佐藤 しおりの幸せ探し〜揺れる恋
照れ笑いして、久しぶりに彼女の部屋を訪れた零士。相変わらず片付けてある部屋だが、彼女らしさが随所にあり、落ち着くのだ。
例の件もかたがつき、行き来するのも面倒だと思い始めた零士は、このマンションの最上階にあるファミリー向けの部屋が、最近になって空いたことを思い出す。
(少し見てくるか)
しおりとほとんど同棲しているような今の状況なので、本格的に一緒に住むことを検討するのだ。

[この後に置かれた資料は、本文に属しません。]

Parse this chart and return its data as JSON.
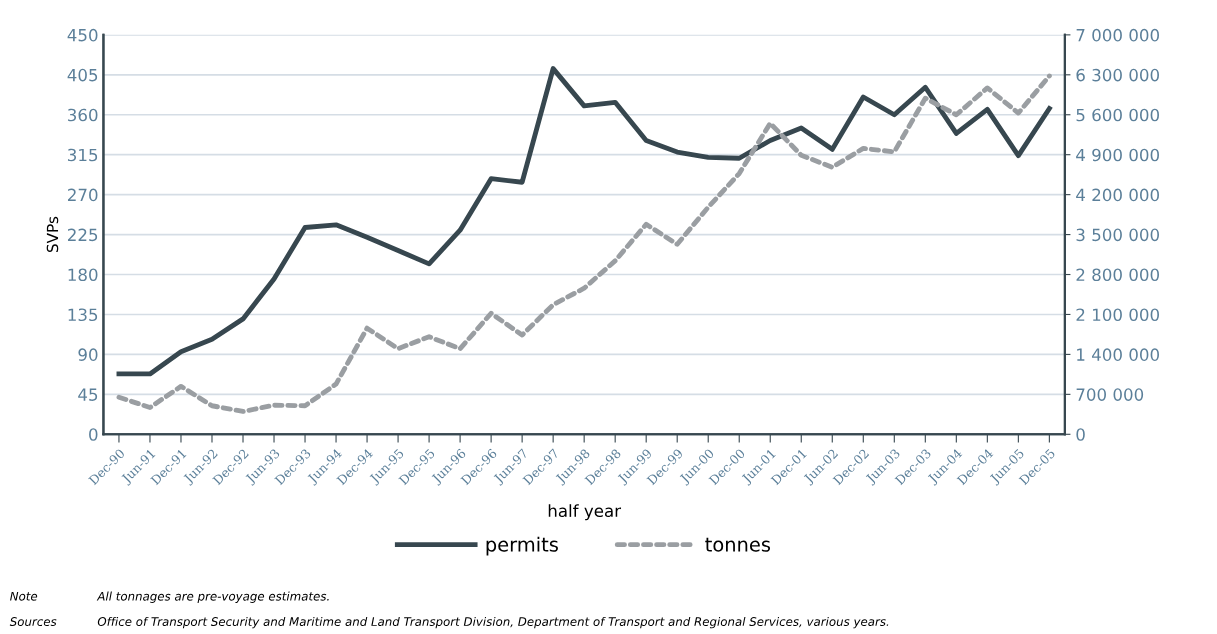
{
  "chart_data": {
    "type": "line",
    "xlabel": "half year",
    "ylabel": "SVPs",
    "categories": [
      "Dec-90",
      "Jun-91",
      "Dec-91",
      "Jun-92",
      "Dec-92",
      "Jun-93",
      "Dec-93",
      "Jun-94",
      "Dec-94",
      "Jun-95",
      "Dec-95",
      "Jun-96",
      "Dec-96",
      "Jun-97",
      "Dec-97",
      "Jun-98",
      "Dec-98",
      "Jun-99",
      "Dec-99",
      "Jun-00",
      "Dec-00",
      "Jun-01",
      "Dec-01",
      "Jun-02",
      "Dec-02",
      "Jun-03",
      "Dec-03",
      "Jun-04",
      "Dec-04",
      "Jun-05",
      "Dec-05"
    ],
    "series": [
      {
        "name": "permits",
        "color": "#37474f",
        "line_style": "solid",
        "values": [
          68,
          68,
          93,
          107,
          130,
          175,
          233,
          236,
          222,
          207,
          192,
          230,
          288,
          284,
          412,
          370,
          374,
          331,
          318,
          312,
          311,
          331,
          345,
          321,
          380,
          360,
          391,
          339,
          366,
          314,
          367
        ]
      },
      {
        "name": "tonnes",
        "color": "#9a9ea2",
        "line_style": "dashed",
        "axis": "y2",
        "values": [
          650000,
          470000,
          840000,
          500000,
          400000,
          510000,
          500000,
          880000,
          1860000,
          1500000,
          1710000,
          1500000,
          2120000,
          1740000,
          2270000,
          2560000,
          3040000,
          3680000,
          3330000,
          3980000,
          4570000,
          5450000,
          4890000,
          4680000,
          5010000,
          4950000,
          5890000,
          5600000,
          6070000,
          5630000,
          6280000
        ]
      }
    ],
    "ylim": [
      0,
      450
    ],
    "yticks": [
      0,
      45,
      90,
      135,
      180,
      225,
      270,
      315,
      360,
      405,
      450
    ],
    "y2lim": [
      0,
      7000000
    ],
    "y2ticks": [
      0,
      {
        "value": 700000,
        "label": "700 000"
      },
      {
        "value": 1400000,
        "label": "1 400 000"
      },
      {
        "value": 2100000,
        "label": "2 100 000"
      },
      {
        "value": 2800000,
        "label": "2 800 000"
      },
      {
        "value": 3500000,
        "label": "3 500 000"
      },
      {
        "value": 4200000,
        "label": "4 200 000"
      },
      {
        "value": 4900000,
        "label": "4 900 000"
      },
      {
        "value": 5600000,
        "label": "5 600 000"
      },
      {
        "value": 6300000,
        "label": "6 300 000"
      },
      {
        "value": 7000000,
        "label": "7 000 000"
      }
    ],
    "grid": "y",
    "legend": "bottom",
    "marker": "none",
    "annotations": [
      "Note",
      "All tonnages are pre-voyage estimates.",
      "Sources",
      "Office of Transport Security and Maritime and Land Transport Division, Department of Transport and Regional Services, various years."
    ]
  }
}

「今日、バレンタインでしょ。ちょっと頑張って作ったの」
テーブルには、スープ、サーモンとタマネギのマリネをのせたブルスケッタ、温野菜が添えてあるステーキ、そして今日のイベントに欠かせないデザートに生チョコを並べ、グラスに、シャンパンを注いでいく。
「うわー、凄いな。生チョコ作ってくれたのか?」
「うん。ビターだから零士も食べれるでしょ」
「しおりが作ってくれたなら、甘くても食べるけど」
ふと、零士の脳裏によぎる邪な思考。
「後で膝の上に乗って食べさせてよ。バレンタインだよ」
「あっ、うん…」
頬を赤くさせるしおりに満足し、しおりの手料理を味わうのだ。
「ふー、美味しかった。さて、しおりちゃん、おいで」
手を広げてウェルカム状態に、恥ずかしがりながら生チョコを持って零士の膝の上に座る。